Dossiers : 166-2-28276 et 28277 Loi sur les relations de travail Devant la Commission des relations dans la fonction publique de travail dans la fonction publique ENTRE R. LORNE WALTON fonctionnaire s'estimant lésé et LE CONSEIL DU TRÉSOR (Service correctionnel du Canada)

employeur

Devant : Ken Norman, commissaire Pour le fonctionnaire s'estimant lésé : Edith Bramwell, Alliance de la Fonction publique du Canada Pour l'employeur : Robert Lindey, avocat Affaire entendue à Saskatoon (Saskatchewan), le 22 juin 1998.

DÉCISION M. Lorne Walton conteste son licenciement du Service correctionnel en alléguant que la mesure constitue de la discrimination fondée sur une déficience physique. M. Walton a commencé à travailler au Service correctionnel en 1976. Il a pris un congé de maladie non payé le 23 juin 1990 et a commencé à toucher des prestations d'invalidité (ILD-Sun Life). Son état de santé a empiré depuis. Par une lettre datée du 6 juin 1997, soit sept ans plus tard, M. W. Peet, directeur de l'établissement Riverbend, l'a avisé qu'il était licencié. M. Peet a donné les motifs suivants :

[Traduction] Les fonctionnaires en congé de maladie non payé qui ne prévoient pas retourner travailler dans un délai raisonnable ne doivent pas demeurer en congé non payé pendant une période indéterminée. Le Conseil du Trésor recommande de ne pas prolonger ce type de congé au-delà de deux ans et d'y mettre fin en faisant en sorte que le fonctionnaire retourne au travail, démissionne ou prenne sa retraite pour des raisons médicales ou qu'il soit renvoyé pour des motifs autres qu'un manquement à la discipline ou une inconduite.

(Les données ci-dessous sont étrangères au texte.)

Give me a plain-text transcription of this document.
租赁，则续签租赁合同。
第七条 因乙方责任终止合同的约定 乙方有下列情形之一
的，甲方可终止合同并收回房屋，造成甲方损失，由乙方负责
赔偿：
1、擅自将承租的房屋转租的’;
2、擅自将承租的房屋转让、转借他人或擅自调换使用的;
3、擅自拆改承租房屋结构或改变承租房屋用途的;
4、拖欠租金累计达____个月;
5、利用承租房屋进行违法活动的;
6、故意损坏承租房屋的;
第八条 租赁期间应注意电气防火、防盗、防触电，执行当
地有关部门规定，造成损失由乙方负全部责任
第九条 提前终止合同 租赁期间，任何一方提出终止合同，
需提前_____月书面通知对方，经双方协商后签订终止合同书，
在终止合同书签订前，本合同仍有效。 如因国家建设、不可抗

Nous vous avons écrit afin de déterminer si vous aviez l'intention de reprendre vos fonctions dans un avenir prévisible. Votre médecin a indiqué dans sa dernière lettre que vous n'êtes pas en mesure de reprendre vos fonctions présentement à quelque titre que ce soit et qu'il ne sait pas quand vous pourrez le faire.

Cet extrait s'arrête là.